Question

Let $X=\{x\in\mathbb{N}:1\le x\le19\}$ and for some $a,b\in\mathbb{R}$, $Y=\{ax+b:x\in X\}$. If the mean and variance of the elements of $Y$ are $30$ and $750$ respectively, then the sum of all possible values of $b$ is

• A. 60
• B. 80
• C. 100
• D. 20

Hint:

For linear transformation $Y=ax+b$: Mean changes linearly, variance depends only on $a^2$, not on $b$.

Answer 1

The Correct Option is A

Let's solve the problem using basic concepts of statistics. Given:

• \(X = \{x \in \mathbb{N} : 1 \leq x \leq 19\}\)
• Set \(Y = \{ax + b : x \in X\}\)
• The mean of \(Y\) is 30
• The variance of \(Y\) is 750

First, calculate the mean and variance of \(X\):

• Mean of \(X\) is given by:

\(\text{Mean of } X = \frac{\sum_{x=1}^{19} x}{19} = \frac{\frac{19 \times (19+1)}{2}}{19} = 10\)
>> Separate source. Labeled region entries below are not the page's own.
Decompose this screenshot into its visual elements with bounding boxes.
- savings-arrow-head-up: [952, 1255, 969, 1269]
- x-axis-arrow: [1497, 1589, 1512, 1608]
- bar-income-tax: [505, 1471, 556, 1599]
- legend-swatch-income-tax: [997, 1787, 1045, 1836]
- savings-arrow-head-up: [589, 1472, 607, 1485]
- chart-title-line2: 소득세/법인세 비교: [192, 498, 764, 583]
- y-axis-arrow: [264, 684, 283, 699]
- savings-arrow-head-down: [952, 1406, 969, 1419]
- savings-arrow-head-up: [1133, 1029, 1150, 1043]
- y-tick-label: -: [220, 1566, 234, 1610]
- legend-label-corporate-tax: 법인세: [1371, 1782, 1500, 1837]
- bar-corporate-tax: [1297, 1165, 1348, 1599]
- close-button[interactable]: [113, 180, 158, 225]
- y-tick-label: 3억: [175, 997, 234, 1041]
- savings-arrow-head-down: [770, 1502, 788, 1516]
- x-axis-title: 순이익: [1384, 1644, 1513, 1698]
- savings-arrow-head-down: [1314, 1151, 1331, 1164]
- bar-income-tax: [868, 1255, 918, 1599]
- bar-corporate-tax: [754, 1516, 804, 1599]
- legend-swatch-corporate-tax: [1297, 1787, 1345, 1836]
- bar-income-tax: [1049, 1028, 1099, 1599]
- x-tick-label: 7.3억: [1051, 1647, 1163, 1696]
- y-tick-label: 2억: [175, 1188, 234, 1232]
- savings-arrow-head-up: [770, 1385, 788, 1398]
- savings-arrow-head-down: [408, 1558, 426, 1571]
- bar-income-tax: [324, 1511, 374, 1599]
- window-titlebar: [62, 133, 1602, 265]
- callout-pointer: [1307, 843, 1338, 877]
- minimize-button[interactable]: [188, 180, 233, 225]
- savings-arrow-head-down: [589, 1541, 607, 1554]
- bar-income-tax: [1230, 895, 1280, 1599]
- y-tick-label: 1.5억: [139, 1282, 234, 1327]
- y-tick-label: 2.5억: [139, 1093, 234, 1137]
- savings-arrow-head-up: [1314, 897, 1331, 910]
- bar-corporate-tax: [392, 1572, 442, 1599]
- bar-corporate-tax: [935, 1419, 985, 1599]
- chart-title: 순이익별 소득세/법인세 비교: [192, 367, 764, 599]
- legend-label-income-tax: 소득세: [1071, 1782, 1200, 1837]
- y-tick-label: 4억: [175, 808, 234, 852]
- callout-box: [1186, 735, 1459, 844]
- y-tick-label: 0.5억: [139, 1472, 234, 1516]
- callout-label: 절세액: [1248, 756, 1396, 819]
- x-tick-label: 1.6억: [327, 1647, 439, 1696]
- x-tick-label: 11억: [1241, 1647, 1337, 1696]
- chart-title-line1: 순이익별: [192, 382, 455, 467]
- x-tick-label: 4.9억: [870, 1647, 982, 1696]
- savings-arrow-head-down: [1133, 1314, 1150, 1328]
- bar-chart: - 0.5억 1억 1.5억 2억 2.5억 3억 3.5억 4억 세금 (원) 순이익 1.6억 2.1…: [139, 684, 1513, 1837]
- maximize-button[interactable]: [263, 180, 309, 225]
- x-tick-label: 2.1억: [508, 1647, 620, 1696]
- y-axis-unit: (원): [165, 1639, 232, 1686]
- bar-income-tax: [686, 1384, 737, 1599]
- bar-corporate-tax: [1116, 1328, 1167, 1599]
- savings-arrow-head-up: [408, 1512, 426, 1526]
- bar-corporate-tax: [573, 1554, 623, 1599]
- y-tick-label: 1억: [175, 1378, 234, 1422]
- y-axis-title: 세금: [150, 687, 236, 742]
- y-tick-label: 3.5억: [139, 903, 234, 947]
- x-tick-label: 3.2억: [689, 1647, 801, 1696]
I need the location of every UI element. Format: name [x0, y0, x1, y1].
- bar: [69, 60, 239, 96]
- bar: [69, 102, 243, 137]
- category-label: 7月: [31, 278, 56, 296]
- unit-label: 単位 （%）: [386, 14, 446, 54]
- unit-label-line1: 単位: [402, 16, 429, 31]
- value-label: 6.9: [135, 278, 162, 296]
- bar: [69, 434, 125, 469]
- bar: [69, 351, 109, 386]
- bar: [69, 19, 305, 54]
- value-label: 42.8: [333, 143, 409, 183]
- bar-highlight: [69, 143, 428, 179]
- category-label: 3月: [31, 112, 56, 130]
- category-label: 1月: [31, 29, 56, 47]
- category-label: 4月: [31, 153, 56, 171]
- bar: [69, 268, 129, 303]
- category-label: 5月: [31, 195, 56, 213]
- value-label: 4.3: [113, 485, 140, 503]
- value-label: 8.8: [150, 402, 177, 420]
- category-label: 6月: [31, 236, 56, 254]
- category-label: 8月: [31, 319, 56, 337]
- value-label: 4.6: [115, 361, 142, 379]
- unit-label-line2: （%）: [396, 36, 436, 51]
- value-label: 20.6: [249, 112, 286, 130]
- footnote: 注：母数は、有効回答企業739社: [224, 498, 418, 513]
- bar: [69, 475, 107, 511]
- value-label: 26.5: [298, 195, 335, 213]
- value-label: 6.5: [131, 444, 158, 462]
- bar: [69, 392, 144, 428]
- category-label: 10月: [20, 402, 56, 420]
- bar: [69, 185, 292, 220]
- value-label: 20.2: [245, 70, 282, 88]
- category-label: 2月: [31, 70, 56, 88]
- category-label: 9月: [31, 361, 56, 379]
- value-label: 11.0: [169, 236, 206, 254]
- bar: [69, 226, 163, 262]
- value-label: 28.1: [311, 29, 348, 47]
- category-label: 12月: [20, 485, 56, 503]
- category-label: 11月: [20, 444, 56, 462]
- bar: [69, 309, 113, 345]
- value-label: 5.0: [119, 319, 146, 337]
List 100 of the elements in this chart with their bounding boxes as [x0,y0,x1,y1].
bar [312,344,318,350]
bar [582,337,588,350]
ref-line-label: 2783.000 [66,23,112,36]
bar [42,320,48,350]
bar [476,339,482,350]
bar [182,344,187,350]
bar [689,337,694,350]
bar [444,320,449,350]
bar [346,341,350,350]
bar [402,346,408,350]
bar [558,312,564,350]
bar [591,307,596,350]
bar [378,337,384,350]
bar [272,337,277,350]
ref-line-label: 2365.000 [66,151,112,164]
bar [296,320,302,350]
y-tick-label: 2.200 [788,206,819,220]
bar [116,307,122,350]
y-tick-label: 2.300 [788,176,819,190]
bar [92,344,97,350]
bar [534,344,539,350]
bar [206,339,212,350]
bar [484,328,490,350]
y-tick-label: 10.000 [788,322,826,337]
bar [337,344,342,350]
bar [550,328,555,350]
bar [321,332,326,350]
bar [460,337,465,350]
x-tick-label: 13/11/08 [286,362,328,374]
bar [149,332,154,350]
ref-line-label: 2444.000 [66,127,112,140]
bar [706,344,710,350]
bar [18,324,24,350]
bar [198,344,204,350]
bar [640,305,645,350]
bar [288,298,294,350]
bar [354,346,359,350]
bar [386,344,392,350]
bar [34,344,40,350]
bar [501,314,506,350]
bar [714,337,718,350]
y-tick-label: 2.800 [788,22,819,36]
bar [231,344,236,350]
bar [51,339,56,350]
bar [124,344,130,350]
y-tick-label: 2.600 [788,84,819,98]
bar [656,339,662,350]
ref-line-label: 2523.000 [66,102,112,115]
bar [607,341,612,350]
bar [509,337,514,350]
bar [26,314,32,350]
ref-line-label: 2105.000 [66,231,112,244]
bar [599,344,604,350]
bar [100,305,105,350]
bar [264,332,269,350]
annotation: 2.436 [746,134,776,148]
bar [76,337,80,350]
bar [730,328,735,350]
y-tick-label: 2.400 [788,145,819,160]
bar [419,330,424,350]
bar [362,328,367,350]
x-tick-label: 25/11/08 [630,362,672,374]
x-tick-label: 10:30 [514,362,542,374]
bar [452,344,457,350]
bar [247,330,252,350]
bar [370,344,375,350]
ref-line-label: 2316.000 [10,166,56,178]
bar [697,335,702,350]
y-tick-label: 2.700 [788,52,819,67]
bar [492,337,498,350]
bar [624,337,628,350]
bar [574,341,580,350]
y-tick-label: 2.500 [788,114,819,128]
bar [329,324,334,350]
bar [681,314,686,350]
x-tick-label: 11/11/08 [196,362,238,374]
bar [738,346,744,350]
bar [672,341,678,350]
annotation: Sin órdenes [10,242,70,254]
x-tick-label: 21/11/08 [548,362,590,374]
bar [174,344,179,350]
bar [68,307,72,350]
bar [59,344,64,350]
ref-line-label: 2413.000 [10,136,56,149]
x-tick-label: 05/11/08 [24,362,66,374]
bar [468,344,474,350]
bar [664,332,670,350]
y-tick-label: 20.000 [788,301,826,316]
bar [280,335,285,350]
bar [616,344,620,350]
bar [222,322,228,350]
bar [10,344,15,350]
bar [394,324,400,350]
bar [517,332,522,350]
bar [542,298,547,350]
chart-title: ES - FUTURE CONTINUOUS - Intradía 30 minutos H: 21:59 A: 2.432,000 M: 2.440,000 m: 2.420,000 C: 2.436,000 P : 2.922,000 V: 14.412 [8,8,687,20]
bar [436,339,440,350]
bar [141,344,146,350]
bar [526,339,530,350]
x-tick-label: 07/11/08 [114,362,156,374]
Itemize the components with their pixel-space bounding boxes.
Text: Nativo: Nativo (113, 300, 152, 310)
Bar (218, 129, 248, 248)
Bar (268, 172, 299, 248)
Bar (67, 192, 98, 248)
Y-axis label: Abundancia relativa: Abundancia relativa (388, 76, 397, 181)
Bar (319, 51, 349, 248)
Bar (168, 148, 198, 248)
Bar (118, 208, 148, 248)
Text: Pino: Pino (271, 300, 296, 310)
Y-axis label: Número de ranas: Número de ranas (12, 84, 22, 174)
• The variance of the set \({1, 2, ..., 19}\) is:

\(\text{Variance of } X = \frac{\sum_{x=1}^{19} (x - 10)^2}{19} = \frac{\sum_{x=1}^{19} x^2}{19} - 10^2\)

\(\sum_{x=1}^{19} x^2 = \frac{19 \times (19+1)(2 \times 19+1)}{6} = 2470\)

\(\text{Variance of } X = \frac{2470}{19} - 100 = 30\)

Now, convert these values to \(Y\):

• The mean of \(Y\) can be represented using the expected value:

\(\text{Mean of } Y = \text{Mean of } (ax + b) = a \times \text{Mean of } X + b\)

\(30 = 10a + b\)

• The variance relationship:

\(\text{Variance of } (ax+b) = a^2 \times \text{Variance of } X\)

\(750 = a^2 \times 30\)

\(a^2 = 25 \Rightarrow a = \pm 5\)

Substitute values of \(a\) into the mean equation:

• For \(a = 5\):

\(30 = 10 \times 5 + b \quad \Rightarrow \quad b = -20\)

• For \(a = -5\):

\(30 = 10 \times (-5) + b \quad \Rightarrow \quad b = 80\)

Finally, sum all possible values of \(b\):

\(b = -20 + 80 = 60\)

Therefore, the sum of all possible values of \(b\) is 60.